Knockdown of FBLN2 suppresses TGF-β1-induced MRC-5 cell migration and fibrosis by downregulating VTN

Idiopathic pulmonary fibrosis (IPF) is a common chronic and progressive lung disease. Fibulin-2 (FBLN2) is upregulated in patients with IPF; however, its exact role in IPF remains unclear. The present study aimed to investigate the role and the regulatory mechanism of FBLN2 in TGF-β1-induced fibrogenesis using human lung fibroblast-derived MRC-5 cells. Cell transfection was performed to regulate FBLN2 expression. Reverse transcription-quantitative PCR and western blot analyses were performed to detect the expression levels of FBLN2 and vitronectin (VTN). Cell viability and migration were determined via the Cell Counting Kit-8 and wound healing assays, respectively. Immunofluorescence was performed to detect α-smooth muscle actin (α-SMA)-positive cells.

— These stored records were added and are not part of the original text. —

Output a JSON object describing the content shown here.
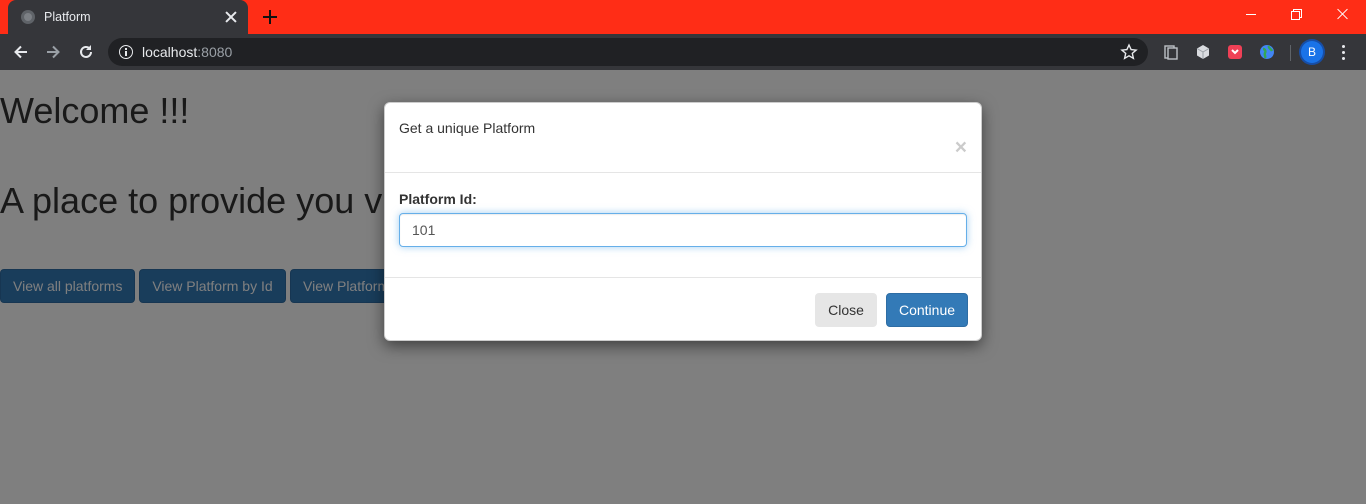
{
  "browser": {
    "tab_title": "Platform",
    "url_host": "localhost",
    "url_port": ":8080",
    "profile_initial": "B",
    "tabstrip_color": "#ff2d16"
  },
  "page": {
    "heading": "Welcome !!!",
    "subheading": "A place to provide you v",
    "buttons": [
      {
        "label": "View all platforms"
      },
      {
        "label": "View Platform by Id"
      },
      {
        "label": "View Platform"
      }
    ]
  },
  "modal": {
    "title": "Get a unique Platform",
    "close_symbol": "×",
    "field_label": "Platform Id:",
    "field_value": "101",
    "close_label": "Close",
    "continue_label": "Continue"
  }
}
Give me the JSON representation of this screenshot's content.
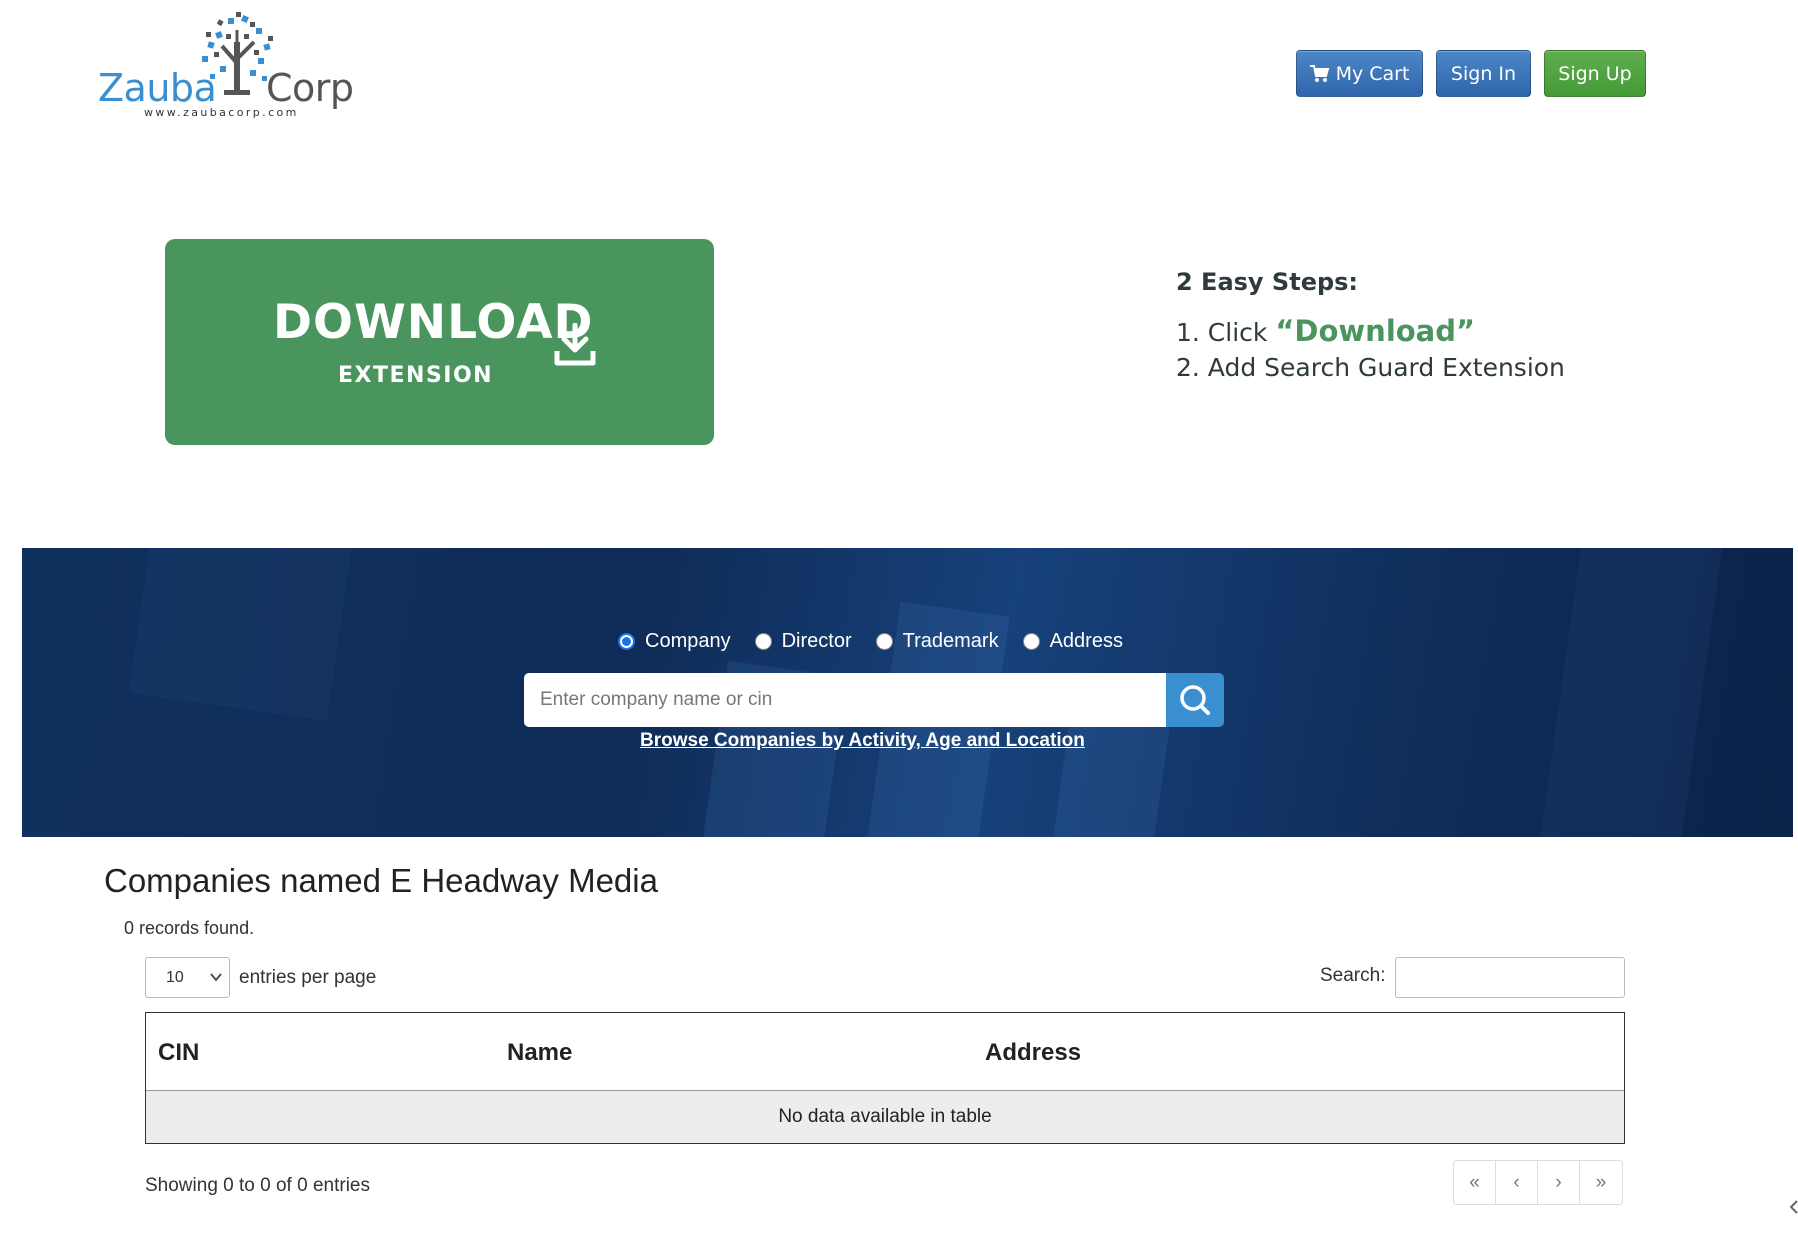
{
  "header": {
    "logo": {
      "brand_left": "Zauba",
      "brand_right": "Corp",
      "url": "www.zaubacorp.com"
    },
    "buttons": {
      "cart": "My Cart",
      "signin": "Sign In",
      "signup": "Sign Up"
    },
    "icons": {
      "cart": "shopping-cart-icon"
    }
  },
  "promo": {
    "title": "DOWNLOAD",
    "subtitle": "EXTENSION",
    "icon": "download-icon",
    "color": "#4a955e",
    "steps_title": "2 Easy Steps:",
    "step1_prefix": "1. Click ",
    "step1_highlight": "“Download”",
    "step2": "2. Add Search Guard Extension"
  },
  "search": {
    "options": [
      {
        "label": "Company",
        "checked": true
      },
      {
        "label": "Director",
        "checked": false
      },
      {
        "label": "Trademark",
        "checked": false
      },
      {
        "label": "Address",
        "checked": false
      }
    ],
    "placeholder": "Enter company name or cin",
    "browse_link": "Browse Companies by Activity, Age and Location",
    "accent": "#3a8fd0"
  },
  "results": {
    "title": "Companies named E Headway Media",
    "records": "0 records found.",
    "per_page_value": "10",
    "per_page_label": "entries per page",
    "search_label": "Search:",
    "columns": [
      "CIN",
      "Name",
      "Address"
    ],
    "empty_message": "No data available in table",
    "showing": "Showing 0 to 0 of 0 entries",
    "pager": [
      "«",
      "‹",
      "›",
      "»"
    ]
  }
}
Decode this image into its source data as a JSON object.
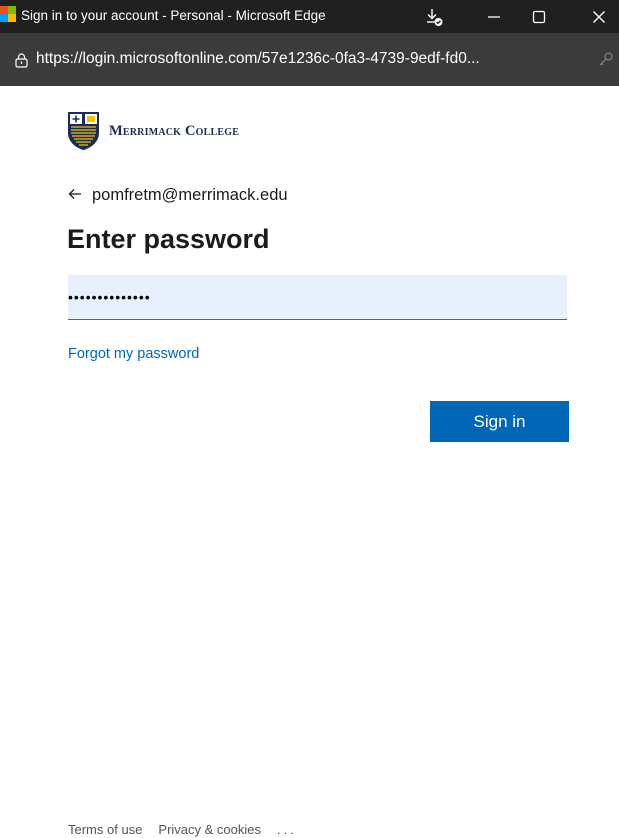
{
  "window": {
    "title": "Sign in to your account - Personal - Microsoft Edge",
    "app_icon": "microsoft-logo-icon",
    "controls": [
      "download-icon",
      "minimize-icon",
      "maximize-icon",
      "close-icon"
    ]
  },
  "address_bar": {
    "url": "https://login.microsoftonline.com/57e1236c-0fa3-4739-9edf-fd0...",
    "left_icon": "site-info-icon",
    "right_icon": "key-icon"
  },
  "org": {
    "name": "Merrimack College",
    "logo_icon": "merrimack-shield-icon",
    "brand_color": "#1b2c56"
  },
  "identity": {
    "back_icon": "back-arrow-icon",
    "email": "pomfretm@merrimack.edu"
  },
  "form": {
    "heading": "Enter password",
    "password_value": "••••••••••••••",
    "forgot_link": "Forgot my password",
    "submit_label": "Sign in",
    "accent_color": "#0067b8"
  },
  "footer": {
    "terms": "Terms of use",
    "privacy": "Privacy & cookies",
    "more": "..."
  }
}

The STRING database was used to predict the interaction between FBLN2 and VTN, which was verified via the protein immunoprecipitation assay. The results demonstrated that inhibition of FBLN2 notably inhibited TGF-β1-induced proliferation and migration, as well as downregulating the protein expression levels of MMP2 and MMP9 in MRC-5 cells. In addition, inhibition of FBLN2 suppressed the expression levels of α-SMA, collagen type 1 α1 and fibronectin. FBLN2 was demonstrated to bind to VTN and negatively regulate its expression. Furthermore, overexpression of VTN partly abolished the inhibitory effects of FBLN2 knockdown on TGF-β1-induced proliferation, migration and fibrosis, as well as the activity of focal adhesion kinase (FAK) signaling. Taken together, the results of the present study suggest that FBLN2 knockdown can attenuate TGF-β1-induced fibrosis in MRC-5 cells by downregulating VTN expression via FAK signaling. Thus, FBLN2 may be a potential therapeutic target for IPF treatment.